If you want to do it efficiently for any pair of spans, then there are some fun auto-diff tricks you can use. If I remember correctly, the hessian of the log-partition (with respect to the log-potentials) will give you the joint of all pairs of spans. I don't think this is currently implemented in the library, but wouldn't be that hard to add.

maybe look at https://pytorch.org/docs/stable/generated/torch.autograd.functional.hessian.html

[rubencart]

Thank you :-). I am more interested in an efficient way for any pair of spans.
The hessian trick sounds interesting, could you perhaps point me to a reference that explains this relation? And/or relations between other auto-diff tricks and other probabilities (like for the conditionals)?

[srush]

I think this is a nice reference for bayes nets https://dl.acm.org/doi/pdf/10.1145/765568.765570

Alternatively you can think of CRF as exponential families and therefore the log-partition generates moments:

https://www.cs.cmu.edu/~epxing/Class/10708-14/scribe_notes/scribe_note_lecture6.pdf

I can't find a nice reference though to explain the hessian, but you can derive it from differentiating the log-partition twice \log \sum_i \exp (l_i) with respect to l_j and l_k (you should end up with a term that has the sum over all structure with part j and k in the numerator and the partition function in the denominator.)

If you are feeling brave it is also in this paper.

https://direct.mit.edu/tacl/article/doi/10.1162/tacl_a_00391/102843/Efficient-Computation-of-Expectations-under

[rubencart]

That's super interesting, thank you for your help!
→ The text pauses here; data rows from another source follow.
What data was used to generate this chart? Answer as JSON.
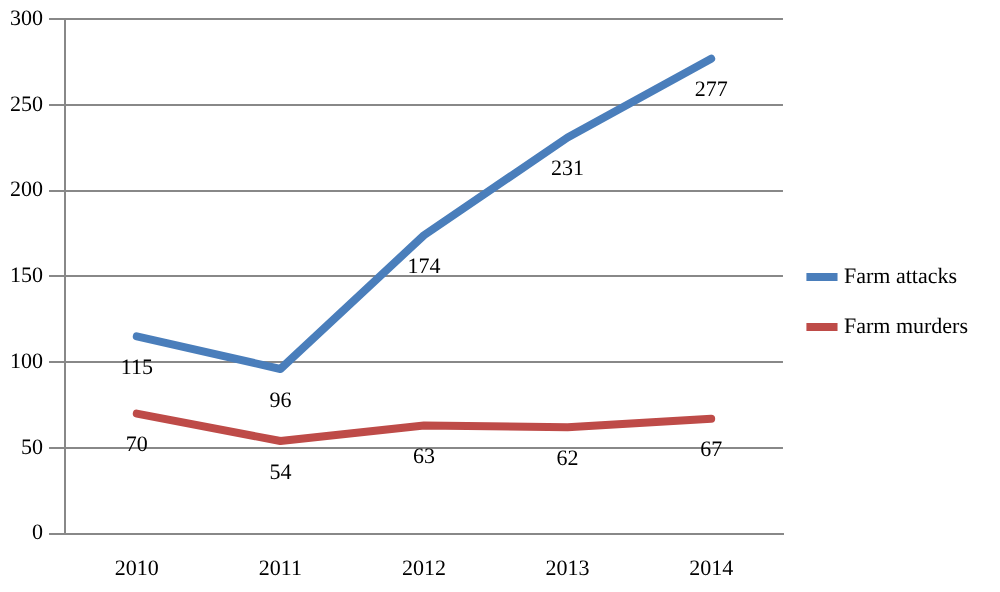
{
  "chart_data": {
    "type": "line",
    "categories": [
      "2010",
      "2011",
      "2012",
      "2013",
      "2014"
    ],
    "series": [
      {
        "name": "Farm attacks",
        "color": "#4a7ebb",
        "values": [
          115,
          96,
          174,
          231,
          277
        ]
      },
      {
        "name": "Farm murders",
        "color": "#be4b48",
        "values": [
          70,
          54,
          63,
          62,
          67
        ]
      }
    ],
    "ylim": [
      0,
      300
    ],
    "yticks": [
      0,
      50,
      100,
      150,
      200,
      250,
      300
    ],
    "grid": "y",
    "legend": "right",
    "data_labels": true,
    "marker": "none",
    "line_style": "solid"
  }
}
I am going to try to use this for my project, but would you like me to make an attempt for a PR to add it to this library as well? In that case, do you have any pointers on where to add it?

Some last questions :-) :
The derivations in the last paper are for distributions of spanning trees in graphs, defined by edge weights, but I think they remain valid for distributions of constituency trees, if you just replace all edge weights by span weights, right? (Not the efficient calculations using the Matrix-Tree Theorem though, but the relations between partial derivatives and expectations).

Also, am I right to deduce that 3rd order partial derivatives of the partition function then give joint probabilities of 3 edges (assuming the 2nd order derivatives are differentiable)? Unless I'm making a mistake, this is easy to prove in the same way as proving the relation between the first and second order derivatives and the marginals and joint of 2 edges resp.?

[srush]

Yes, would love a PR. I think you can do this in the StructDistribution class https://github.com/harvardnlp/pytorch-struct/blob/master/torch_struct/distributions.py. Should in theory work for all the distributions in the library. The main thing I would suggest though is that everything in torch-struct needs to be general (not tree or sequence specific), and tested. The testing part is done by enumerating all trees up to a certain size and testing that the pairwise marginals are the same. However, do not feel compelled. Would be happy just to hear if this works for your use case.